1. Verfahrensrechtliche Ausgangssituation
Nach höchstrichterlicher Rspr. (BAG RVGreport 2007, 354 [Hansens]; BGH RVGreport 2011, 117 [Ders.] = zfs 2011, 223 m. Anm. Hansens; BGH AnwBl 2017, 206; BGH RVGreport 2012, 38 [Ders.]) sind Zustellungen im PKH-Überprüfungsverfahren grds. an den Prozessbevollmächtigten der bedürftigen Partei zu richten, wenn dieser die Partei im PKH-Bewilligungsverfahren vertreten hat. Folge dieser Rspr. ist es, dass der im Rahmen der PKH/VKH beigeordnete Rechtsanwalt auch noch möglicherweise viele Jahre nach Beendigung der Hauptsache Zustellungen im PKH-Überprüfungsverfahren entgegenzunehmen und die diesbezüglichen gerichtlichen Schreiben an seinen Mandanten weiterzuleiten hat. Außerdem muss der beigeordnete Rechtsanwalt für den Mandanten auch im PKH-Überprüfungsverfahren mit dem Gericht korrespondieren.

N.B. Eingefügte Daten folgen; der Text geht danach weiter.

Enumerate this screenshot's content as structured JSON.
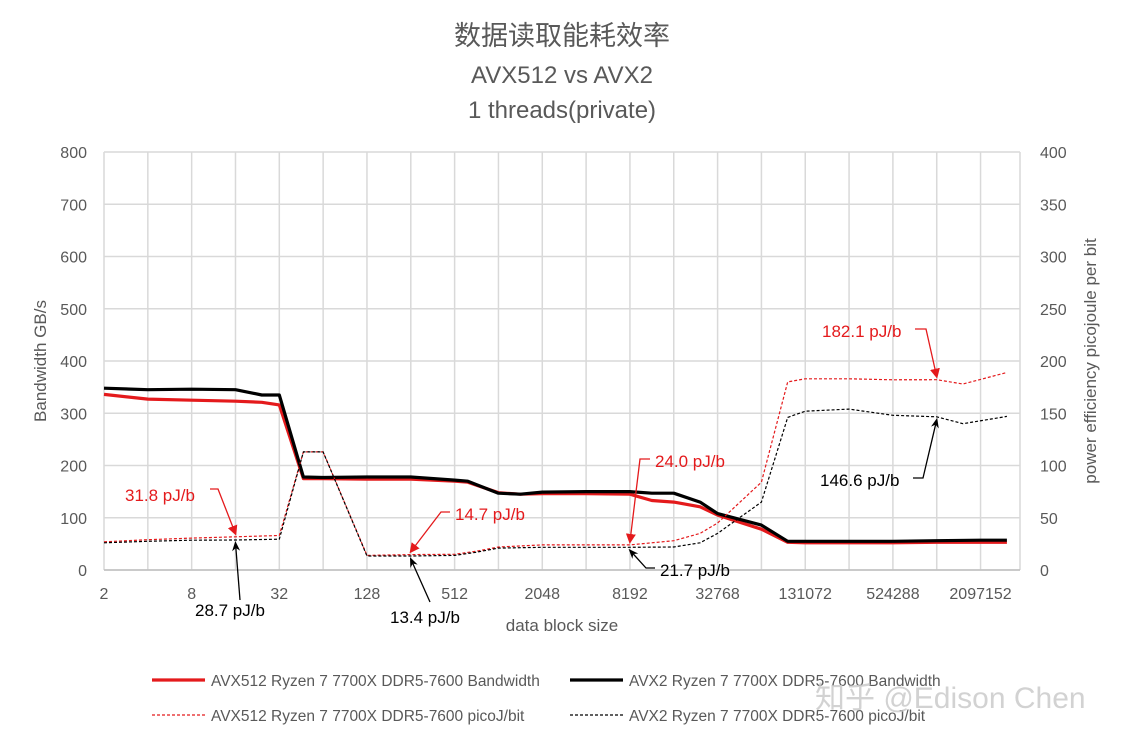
{
  "chart_data": {
    "type": "line",
    "title": [
      "数据读取能耗效率",
      "AVX512 vs AVX2",
      "1 threads(private)"
    ],
    "xlabel": "data block size",
    "ylabel": "Bandwidth GB/s",
    "y2label": "power efficiency picojoule per bit",
    "x_scale": "log2",
    "x_tick_labels": [
      "2",
      "8",
      "32",
      "128",
      "512",
      "2048",
      "8192",
      "32768",
      "131072",
      "524288",
      "2097152"
    ],
    "x_tick_log2": [
      1,
      3,
      5,
      7,
      9,
      11,
      13,
      15,
      17,
      19,
      21
    ],
    "xlim_log2": [
      1,
      21.9
    ],
    "ylim": [
      0,
      800
    ],
    "y_ticks": [
      0,
      100,
      200,
      300,
      400,
      500,
      600,
      700,
      800
    ],
    "y2lim": [
      0,
      400
    ],
    "y2_ticks": [
      0,
      50,
      100,
      150,
      200,
      250,
      300,
      350,
      400
    ],
    "grid": true,
    "legend_position": "bottom",
    "series": [
      {
        "name": "AVX512 Ryzen 7 7700X DDR5-7600 Bandwidth",
        "axis": "left",
        "color": "#e41a1c",
        "style": "solid",
        "x_log2": [
          1,
          2,
          3,
          4,
          4.6,
          5,
          5.55,
          6,
          7,
          8,
          9,
          9.3,
          10,
          10.5,
          11,
          12,
          13,
          13.5,
          14,
          14.6,
          15,
          16,
          16.6,
          17,
          18,
          19,
          20,
          21,
          21.6
        ],
        "values": [
          336,
          327,
          325,
          323,
          321,
          316,
          175,
          175,
          174,
          174,
          170,
          168,
          148,
          145,
          146,
          146,
          145,
          133,
          130,
          121,
          105,
          78,
          53,
          52,
          52,
          52,
          53,
          53,
          53
        ]
      },
      {
        "name": "AVX2 Ryzen 7 7700X DDR5-7600 Bandwidth",
        "axis": "left",
        "color": "#000000",
        "style": "solid",
        "x_log2": [
          1,
          2,
          3,
          4,
          4.6,
          5,
          5.55,
          6,
          7,
          8,
          9,
          9.3,
          10,
          10.5,
          11,
          12,
          13,
          13.5,
          14,
          14.6,
          15,
          16,
          16.6,
          17,
          18,
          19,
          20,
          21,
          21.6
        ],
        "values": [
          348,
          345,
          346,
          345,
          335,
          335,
          178,
          177,
          178,
          178,
          172,
          170,
          147,
          145,
          149,
          150,
          150,
          147,
          147,
          130,
          108,
          86,
          55,
          55,
          55,
          55,
          56,
          57,
          57
        ]
      },
      {
        "name": "AVX512 Ryzen 7 7700X DDR5-7600 picoJ/bit",
        "axis": "right",
        "color": "#e41a1c",
        "style": "dashed",
        "x_log2": [
          1,
          2,
          3,
          4,
          5,
          5.55,
          6,
          7,
          8,
          9,
          9.5,
          10,
          11,
          12,
          13,
          14,
          14.6,
          15,
          16,
          16.6,
          17,
          18,
          19,
          20,
          20.6,
          21.6
        ],
        "values": [
          27,
          29,
          30.5,
          31.8,
          33,
          113,
          113,
          14,
          14.7,
          15,
          18,
          22,
          24,
          24,
          24.0,
          28,
          35,
          45,
          84,
          180,
          183,
          183,
          182,
          182.1,
          178,
          189
        ]
      },
      {
        "name": "AVX2 Ryzen 7 7700X DDR5-7600 picoJ/bit",
        "axis": "right",
        "color": "#000000",
        "style": "dashed",
        "x_log2": [
          1,
          2,
          3,
          4,
          5,
          5.55,
          6,
          7,
          8,
          9,
          9.5,
          10,
          11,
          12,
          13,
          14,
          14.6,
          15,
          16,
          16.6,
          17,
          18,
          19,
          20,
          20.6,
          21.6
        ],
        "values": [
          26,
          27.5,
          28.5,
          28.7,
          29.5,
          113,
          113,
          13.4,
          13.4,
          14,
          17,
          21,
          21.7,
          21.7,
          21.7,
          22,
          26,
          35,
          65,
          146,
          152,
          154,
          148,
          146.6,
          140,
          147
        ]
      }
    ],
    "annotations": [
      {
        "text": "31.8 pJ/b",
        "color": "#e41a1c",
        "x_log2": 4,
        "value": 31.8
      },
      {
        "text": "28.7 pJ/b",
        "color": "#000000",
        "x_log2": 4,
        "value": 28.7
      },
      {
        "text": "14.7 pJ/b",
        "color": "#e41a1c",
        "x_log2": 8,
        "value": 14.7
      },
      {
        "text": "13.4 pJ/b",
        "color": "#000000",
        "x_log2": 8,
        "value": 13.4
      },
      {
        "text": "24.0 pJ/b",
        "color": "#e41a1c",
        "x_log2": 13,
        "value": 24.0
      },
      {
        "text": "21.7 pJ/b",
        "color": "#000000",
        "x_log2": 13,
        "value": 21.7
      },
      {
        "text": "182.1 pJ/b",
        "color": "#e41a1c",
        "x_log2": 20,
        "value": 182.1
      },
      {
        "text": "146.6 pJ/b",
        "color": "#000000",
        "x_log2": 20,
        "value": 146.6
      }
    ]
  },
  "watermark": "知乎 @Edison Chen"
}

Für seine im Rahmen des PKH-Überprüfungsverfahrens entfalteten Tätigkeiten steht dem Rechtsanwalt neben seiner im Regelfall bereits erhaltenen Vergütung für die Hauptsache kein Vergütungsanspruch gegen den Mandanten und erst recht kein Vergütungsanspruch gegen die Staatskasse zu.
Diese Rechtsfolge ist für viele Rechtsanwälte nicht nur unschön. Sie können ihrer Verpflichtung, den Mandanten auch im PKH-Überprüfungsverfahren, das noch einige Jahre nach Beendigung des Hauptsacherechtstreits betrieben werden kann, häufig nicht so ohne Weiteres nachkommen. Es kommt nämlich nicht selten vor, dass der Mandant nach Beendigung des Hauptprozesses umzieht, ohne die Notwendigkeit zu sehen, seinem Anwalt seine neue Wohnanschrift mitzuteilen. Dann muss der Rechtsanwalt erst mühsam die neue Anschrift des Mandanten ermitteln, um diesen von dem Stand des PKH-Überprüfungsverfahrens zu informieren.
2. Vermeidungsstrategien
Deshalb nimmt es nicht Wunder, dass der eine oder andere Rechtsanwalt versucht, sich dieser unliebsamen weiteren Tätigkeit im PKH-Überprüfungsverfahren zu entledigen.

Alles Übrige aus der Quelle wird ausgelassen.